Never Farm-Out This Responsibility To Another Radiologist!

Generally, there is a reason why this physician-patient comes to you to read their study. Maybe, they like your skills as a radiologist. Or perhaps, she sees you as a confidant and friend. But for whatever reason, this person came to trust you to read his film. It is never appropriate to shirk your responsibility to talk to the physician-patient by doling the obligation to another physician. It is part of your responsibility as a colleague and physician. Not to say, you cannot get help with the interpretation if complicated. But, you need to be the one that directly speaks to the physician-patient.

Be There As A Friend/Colleague

Finally, as radiologists and physicians, we are all interconnected to our fellow clinicians through the shared medical experience. It is essential to remain present as a friend and colleague to the physician-patient you diagnosed. Give the physician-patient your number to call if they have any additional questions. Commiserate over the diagnosis. Treat this person as you would any friend.

Treat A Colleague As We Would Want To Be Treated!

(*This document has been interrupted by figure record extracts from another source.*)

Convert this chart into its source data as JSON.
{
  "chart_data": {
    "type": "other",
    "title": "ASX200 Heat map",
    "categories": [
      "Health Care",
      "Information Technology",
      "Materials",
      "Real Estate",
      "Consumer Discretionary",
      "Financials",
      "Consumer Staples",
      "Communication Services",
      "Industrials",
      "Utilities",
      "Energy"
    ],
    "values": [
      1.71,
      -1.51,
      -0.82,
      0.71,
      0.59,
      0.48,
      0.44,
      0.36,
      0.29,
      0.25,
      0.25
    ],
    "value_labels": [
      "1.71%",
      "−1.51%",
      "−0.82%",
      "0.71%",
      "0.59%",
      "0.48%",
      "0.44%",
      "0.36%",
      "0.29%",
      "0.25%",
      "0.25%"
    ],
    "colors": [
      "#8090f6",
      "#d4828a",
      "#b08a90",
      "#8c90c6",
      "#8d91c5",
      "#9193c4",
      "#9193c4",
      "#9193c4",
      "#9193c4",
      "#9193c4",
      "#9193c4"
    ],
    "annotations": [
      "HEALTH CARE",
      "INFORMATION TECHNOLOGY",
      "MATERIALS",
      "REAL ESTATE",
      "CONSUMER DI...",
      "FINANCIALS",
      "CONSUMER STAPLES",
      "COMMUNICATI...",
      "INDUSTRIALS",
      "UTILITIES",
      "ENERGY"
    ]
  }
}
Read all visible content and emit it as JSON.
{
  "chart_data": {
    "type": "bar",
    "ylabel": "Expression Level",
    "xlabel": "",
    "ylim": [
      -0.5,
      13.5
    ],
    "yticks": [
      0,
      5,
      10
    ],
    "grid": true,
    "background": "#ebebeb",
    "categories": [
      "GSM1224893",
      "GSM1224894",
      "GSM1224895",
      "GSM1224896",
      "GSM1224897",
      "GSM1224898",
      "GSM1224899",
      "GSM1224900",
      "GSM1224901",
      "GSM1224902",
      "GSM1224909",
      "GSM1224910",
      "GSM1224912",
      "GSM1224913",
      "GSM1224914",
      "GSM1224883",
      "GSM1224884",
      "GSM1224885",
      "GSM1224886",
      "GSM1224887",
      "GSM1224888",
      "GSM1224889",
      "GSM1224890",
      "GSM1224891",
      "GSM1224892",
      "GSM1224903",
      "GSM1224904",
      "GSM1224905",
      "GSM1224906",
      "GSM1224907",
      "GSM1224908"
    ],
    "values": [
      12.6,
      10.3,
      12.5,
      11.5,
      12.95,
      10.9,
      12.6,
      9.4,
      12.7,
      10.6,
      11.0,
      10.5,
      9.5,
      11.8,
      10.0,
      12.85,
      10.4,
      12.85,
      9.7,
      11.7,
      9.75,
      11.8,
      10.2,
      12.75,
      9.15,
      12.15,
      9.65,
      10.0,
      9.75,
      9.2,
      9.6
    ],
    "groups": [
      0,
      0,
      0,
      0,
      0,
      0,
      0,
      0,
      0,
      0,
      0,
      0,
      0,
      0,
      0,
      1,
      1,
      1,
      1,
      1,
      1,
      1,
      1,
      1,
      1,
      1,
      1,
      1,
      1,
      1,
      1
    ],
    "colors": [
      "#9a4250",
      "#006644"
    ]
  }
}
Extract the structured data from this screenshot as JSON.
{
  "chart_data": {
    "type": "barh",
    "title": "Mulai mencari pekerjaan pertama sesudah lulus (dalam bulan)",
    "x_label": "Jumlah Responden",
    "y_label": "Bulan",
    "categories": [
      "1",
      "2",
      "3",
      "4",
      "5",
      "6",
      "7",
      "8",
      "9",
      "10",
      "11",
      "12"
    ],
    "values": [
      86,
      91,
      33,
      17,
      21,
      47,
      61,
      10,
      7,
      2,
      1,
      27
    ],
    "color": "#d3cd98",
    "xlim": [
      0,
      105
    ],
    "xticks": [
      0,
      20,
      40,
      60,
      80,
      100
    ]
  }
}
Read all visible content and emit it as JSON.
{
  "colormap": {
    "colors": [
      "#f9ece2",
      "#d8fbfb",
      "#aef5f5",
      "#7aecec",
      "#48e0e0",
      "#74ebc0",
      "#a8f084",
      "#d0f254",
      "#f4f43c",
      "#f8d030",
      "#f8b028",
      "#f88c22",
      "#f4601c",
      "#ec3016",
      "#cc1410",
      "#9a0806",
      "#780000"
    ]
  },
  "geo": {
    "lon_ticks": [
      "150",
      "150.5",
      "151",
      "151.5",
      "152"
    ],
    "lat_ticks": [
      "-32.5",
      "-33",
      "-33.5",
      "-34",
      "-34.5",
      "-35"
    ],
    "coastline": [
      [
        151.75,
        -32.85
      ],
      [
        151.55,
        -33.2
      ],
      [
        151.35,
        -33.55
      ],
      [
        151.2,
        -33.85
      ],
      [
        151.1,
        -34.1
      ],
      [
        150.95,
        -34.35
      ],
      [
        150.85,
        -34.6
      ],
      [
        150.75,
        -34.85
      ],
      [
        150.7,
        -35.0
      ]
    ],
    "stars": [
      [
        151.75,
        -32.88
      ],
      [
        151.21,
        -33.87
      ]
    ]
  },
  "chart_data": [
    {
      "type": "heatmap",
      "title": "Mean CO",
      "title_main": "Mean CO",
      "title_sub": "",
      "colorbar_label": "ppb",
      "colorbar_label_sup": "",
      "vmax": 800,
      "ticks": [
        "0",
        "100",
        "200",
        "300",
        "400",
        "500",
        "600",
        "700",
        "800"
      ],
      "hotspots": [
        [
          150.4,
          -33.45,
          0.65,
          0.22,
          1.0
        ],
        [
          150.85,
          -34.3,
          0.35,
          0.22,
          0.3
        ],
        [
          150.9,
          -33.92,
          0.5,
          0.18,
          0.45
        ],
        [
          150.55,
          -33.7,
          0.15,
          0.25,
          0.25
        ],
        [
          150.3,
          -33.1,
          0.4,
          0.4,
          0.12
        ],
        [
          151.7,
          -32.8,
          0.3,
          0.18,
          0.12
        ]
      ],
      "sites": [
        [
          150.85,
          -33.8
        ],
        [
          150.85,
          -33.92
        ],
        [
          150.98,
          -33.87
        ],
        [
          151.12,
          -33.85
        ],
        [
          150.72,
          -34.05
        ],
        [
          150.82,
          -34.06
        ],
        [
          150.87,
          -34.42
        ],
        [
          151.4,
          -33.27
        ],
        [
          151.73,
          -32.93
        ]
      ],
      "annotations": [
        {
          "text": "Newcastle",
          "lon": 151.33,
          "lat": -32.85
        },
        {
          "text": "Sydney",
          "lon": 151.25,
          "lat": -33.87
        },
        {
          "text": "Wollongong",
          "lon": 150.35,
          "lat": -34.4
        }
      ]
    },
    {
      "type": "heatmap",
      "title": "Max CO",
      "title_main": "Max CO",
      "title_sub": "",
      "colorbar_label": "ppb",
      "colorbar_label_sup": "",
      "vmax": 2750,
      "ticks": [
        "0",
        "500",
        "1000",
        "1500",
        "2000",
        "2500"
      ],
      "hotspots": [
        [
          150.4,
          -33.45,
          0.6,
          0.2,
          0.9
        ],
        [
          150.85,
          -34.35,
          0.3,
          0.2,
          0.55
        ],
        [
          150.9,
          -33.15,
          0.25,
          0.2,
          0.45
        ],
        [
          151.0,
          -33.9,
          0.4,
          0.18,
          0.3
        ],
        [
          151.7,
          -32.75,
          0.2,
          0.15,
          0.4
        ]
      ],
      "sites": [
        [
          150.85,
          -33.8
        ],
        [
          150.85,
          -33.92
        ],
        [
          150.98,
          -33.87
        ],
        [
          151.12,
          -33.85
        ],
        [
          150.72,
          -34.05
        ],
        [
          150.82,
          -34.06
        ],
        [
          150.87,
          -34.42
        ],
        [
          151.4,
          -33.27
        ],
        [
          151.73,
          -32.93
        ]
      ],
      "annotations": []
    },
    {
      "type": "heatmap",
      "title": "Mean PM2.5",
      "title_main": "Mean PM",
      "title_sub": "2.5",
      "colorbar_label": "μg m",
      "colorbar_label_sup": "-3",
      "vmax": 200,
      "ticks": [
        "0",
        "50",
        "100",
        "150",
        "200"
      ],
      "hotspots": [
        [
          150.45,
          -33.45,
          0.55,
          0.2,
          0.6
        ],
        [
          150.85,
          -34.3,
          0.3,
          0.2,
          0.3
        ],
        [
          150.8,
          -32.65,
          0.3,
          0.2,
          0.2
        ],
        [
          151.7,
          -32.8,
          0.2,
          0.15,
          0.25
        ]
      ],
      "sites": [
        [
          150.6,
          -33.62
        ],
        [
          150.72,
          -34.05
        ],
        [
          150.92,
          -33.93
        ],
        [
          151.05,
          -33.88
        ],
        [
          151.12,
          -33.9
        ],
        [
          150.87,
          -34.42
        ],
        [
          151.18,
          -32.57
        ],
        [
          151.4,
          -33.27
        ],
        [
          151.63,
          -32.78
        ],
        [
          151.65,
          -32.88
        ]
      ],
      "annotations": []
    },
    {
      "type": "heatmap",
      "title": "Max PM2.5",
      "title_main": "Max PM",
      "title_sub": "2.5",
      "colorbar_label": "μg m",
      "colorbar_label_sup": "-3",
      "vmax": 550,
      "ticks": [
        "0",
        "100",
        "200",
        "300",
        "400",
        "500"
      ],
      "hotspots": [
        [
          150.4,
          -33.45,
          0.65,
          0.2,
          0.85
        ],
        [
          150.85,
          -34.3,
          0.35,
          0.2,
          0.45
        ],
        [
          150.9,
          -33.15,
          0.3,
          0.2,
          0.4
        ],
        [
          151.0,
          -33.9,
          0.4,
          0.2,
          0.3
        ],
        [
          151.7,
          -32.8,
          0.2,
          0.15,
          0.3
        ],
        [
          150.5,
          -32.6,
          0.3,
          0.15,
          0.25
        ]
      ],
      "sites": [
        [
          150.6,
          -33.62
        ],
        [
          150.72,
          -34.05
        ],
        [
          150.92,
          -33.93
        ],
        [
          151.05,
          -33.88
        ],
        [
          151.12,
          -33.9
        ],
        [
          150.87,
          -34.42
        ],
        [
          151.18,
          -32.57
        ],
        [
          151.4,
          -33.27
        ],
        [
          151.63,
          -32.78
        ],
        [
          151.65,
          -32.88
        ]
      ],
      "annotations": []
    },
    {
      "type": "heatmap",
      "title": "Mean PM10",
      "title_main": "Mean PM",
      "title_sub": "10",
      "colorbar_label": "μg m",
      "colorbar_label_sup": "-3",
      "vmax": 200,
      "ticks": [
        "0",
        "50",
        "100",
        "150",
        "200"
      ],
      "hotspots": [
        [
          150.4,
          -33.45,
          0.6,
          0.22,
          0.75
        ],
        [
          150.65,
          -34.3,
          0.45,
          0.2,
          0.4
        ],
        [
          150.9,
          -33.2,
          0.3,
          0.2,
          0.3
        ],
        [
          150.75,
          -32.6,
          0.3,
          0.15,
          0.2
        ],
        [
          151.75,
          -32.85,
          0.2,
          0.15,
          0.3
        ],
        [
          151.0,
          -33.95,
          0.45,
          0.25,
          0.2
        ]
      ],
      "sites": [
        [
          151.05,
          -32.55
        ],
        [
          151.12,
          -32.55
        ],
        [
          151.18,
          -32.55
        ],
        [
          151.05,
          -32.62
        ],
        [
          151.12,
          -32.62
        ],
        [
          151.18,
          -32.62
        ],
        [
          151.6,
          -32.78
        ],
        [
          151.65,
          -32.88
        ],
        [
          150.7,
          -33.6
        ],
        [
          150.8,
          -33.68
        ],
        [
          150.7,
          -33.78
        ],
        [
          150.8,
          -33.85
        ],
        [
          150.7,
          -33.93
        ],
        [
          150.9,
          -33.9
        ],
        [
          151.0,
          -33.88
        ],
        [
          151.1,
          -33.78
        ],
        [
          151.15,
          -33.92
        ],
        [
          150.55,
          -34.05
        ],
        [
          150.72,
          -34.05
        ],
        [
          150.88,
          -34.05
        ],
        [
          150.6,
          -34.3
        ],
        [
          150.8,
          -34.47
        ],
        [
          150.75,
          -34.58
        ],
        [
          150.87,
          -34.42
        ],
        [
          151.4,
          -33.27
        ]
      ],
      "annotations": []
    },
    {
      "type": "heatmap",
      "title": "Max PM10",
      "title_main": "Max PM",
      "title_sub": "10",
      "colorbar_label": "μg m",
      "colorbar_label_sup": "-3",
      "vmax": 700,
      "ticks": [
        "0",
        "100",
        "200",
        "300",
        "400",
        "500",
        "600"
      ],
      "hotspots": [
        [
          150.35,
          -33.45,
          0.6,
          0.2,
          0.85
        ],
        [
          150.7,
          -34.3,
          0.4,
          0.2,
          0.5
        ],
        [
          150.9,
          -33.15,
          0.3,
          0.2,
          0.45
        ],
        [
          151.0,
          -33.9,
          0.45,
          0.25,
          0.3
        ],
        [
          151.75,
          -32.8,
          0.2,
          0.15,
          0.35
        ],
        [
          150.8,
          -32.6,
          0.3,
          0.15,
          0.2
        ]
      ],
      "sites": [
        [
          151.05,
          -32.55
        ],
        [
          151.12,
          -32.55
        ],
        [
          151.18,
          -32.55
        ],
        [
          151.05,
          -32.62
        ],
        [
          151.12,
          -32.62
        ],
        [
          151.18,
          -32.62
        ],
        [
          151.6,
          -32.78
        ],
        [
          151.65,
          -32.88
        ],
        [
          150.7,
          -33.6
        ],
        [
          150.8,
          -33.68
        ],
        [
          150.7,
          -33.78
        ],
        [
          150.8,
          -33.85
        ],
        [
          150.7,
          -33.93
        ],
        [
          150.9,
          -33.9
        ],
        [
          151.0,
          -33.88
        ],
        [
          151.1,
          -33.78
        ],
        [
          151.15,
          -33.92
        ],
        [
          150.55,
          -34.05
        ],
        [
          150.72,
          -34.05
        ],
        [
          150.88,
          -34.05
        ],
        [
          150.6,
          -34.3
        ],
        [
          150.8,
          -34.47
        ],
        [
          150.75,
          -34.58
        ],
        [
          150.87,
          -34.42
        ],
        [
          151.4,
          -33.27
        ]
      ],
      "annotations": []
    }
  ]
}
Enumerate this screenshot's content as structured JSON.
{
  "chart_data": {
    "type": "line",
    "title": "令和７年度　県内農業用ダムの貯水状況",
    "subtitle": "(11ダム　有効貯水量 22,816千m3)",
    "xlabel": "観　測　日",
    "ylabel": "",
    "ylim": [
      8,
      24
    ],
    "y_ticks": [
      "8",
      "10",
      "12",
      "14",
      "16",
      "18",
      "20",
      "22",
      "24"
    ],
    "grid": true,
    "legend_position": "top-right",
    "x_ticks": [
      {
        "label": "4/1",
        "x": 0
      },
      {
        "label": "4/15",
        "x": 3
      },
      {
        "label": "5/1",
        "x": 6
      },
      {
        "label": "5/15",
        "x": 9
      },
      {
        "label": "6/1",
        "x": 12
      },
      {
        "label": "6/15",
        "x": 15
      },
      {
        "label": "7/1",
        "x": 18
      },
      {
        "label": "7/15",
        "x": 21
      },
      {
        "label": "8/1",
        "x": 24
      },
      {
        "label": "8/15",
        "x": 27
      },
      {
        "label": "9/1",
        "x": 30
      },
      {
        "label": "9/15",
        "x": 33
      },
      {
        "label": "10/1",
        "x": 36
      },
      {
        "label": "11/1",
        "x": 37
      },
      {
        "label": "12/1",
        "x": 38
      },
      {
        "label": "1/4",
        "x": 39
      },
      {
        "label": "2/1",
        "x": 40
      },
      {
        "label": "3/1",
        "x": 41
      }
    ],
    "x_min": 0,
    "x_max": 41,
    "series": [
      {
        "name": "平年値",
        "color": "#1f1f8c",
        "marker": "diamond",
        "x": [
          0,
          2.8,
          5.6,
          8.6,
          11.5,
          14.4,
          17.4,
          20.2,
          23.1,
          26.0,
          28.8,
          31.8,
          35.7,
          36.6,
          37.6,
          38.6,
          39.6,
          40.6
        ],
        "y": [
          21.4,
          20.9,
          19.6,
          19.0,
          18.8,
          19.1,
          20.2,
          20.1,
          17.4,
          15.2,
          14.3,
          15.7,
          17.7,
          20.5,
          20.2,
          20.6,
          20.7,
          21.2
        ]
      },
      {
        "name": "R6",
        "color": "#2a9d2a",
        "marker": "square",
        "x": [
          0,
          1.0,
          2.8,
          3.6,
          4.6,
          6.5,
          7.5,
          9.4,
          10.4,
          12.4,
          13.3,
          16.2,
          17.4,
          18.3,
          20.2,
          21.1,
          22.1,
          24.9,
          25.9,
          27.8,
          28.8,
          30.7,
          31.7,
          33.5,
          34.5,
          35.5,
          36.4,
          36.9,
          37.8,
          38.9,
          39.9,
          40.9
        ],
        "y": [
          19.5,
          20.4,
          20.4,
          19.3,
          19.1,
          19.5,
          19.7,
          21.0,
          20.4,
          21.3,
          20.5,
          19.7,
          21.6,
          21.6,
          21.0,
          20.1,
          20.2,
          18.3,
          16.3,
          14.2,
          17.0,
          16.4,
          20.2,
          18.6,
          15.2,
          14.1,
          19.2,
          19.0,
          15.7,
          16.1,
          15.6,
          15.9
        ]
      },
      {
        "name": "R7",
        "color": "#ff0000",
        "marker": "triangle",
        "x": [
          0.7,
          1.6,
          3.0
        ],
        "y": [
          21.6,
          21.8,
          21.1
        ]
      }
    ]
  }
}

Our most demanding jobs as radiologists and clinicians are not the day-to-day interpretations of films and coming up with differential diagnoses. But instead, they are the problematic interactions that we may need to have at some point with our colleagues and friends. We need to relay the information to them about their images in an appropriate, correct, and thoughtful way. Even though there is no perfect way to do so, we must treat our colleagues as we want to be treated ourselves.